LSU v Alabama Getty Images

Not surprisingly, a who’s who of college football elites have been very successful in the won-loss ledger over the last half-decade plus a year.

In a note sent out by the fine folks in the Wisconsin sports information department — it’s truly one of the best SIDs in the country — Alabama has 72 wins over the past six seasons, the most for any Power Five team in the country. Oregon is the only other team with at least 70 wins, with the Ducks hitting exactly that mark from 2009-14.

The next five in order are Ohio State (67), Florida State (65), Stanford (62), LSU (61) and UW (60).

The Tide won three BCS titles in that span (2009, 2011, 2012), with the Buckeyes (2014) and Seminoles (2013) accounting for two of the other three. Auburn claimed the other in 2010; the Tigers have won 53 games the past six seasons.

There were 10 other teams that averaged at least nine wins a season in that span: Michigan State with 59; Oklahoma and TCU with a Big 12-best 59 wins (the latter spent three seasons in the Mountain West during that time); Clemson, Nebraska and Oklahoma State with 57; South Carolina with 56; and Georgia, Missouri and Virginia Tech with 54. An additional nine teams, counting Auburn, compiled at least 50 wins: USC (53); Baylor, Kansas State and Notre Dame (51 each); and Florida, Georgia Tech, Louisville and Texas A&M (50 each).

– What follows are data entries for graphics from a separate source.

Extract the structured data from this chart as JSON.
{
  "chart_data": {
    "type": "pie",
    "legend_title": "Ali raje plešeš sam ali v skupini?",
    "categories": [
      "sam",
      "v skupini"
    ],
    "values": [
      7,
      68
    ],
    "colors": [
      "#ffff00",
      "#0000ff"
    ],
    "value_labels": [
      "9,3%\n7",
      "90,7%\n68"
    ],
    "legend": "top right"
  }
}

In a development that should surprise absolutely no one, Big 12 bottom-feeder Kansas is at the opposite end of the success spectrum with 17 wins, the fewest for any Power Five member. To put the Jayhawks’ football struggles into perspective, you have to go back 16 years, to 1999, for KU (74 wins) to top the 72 wins UA has over the past six seasons — and that’s with a 12-win season (2007) in the mix. Take that out, and you’d have to go back another three years to 1995 for their win total (75) to exceed the Tide’s.

There are two other P5 teams that failed to win at least 20 games in this particular time frame, and both come from the Pac-12: Colorado (18) and Washington State (19). For the other three Power Five conferences, Indiana of the Big Ten (23), Kentucky of the SEC (27) and Virginia and Wake Forest of the ACC (26 each) had the fewest wins for their respective leagues.

Also unsurprisingly? Boise State leads all Group of Five programs with 69 wins.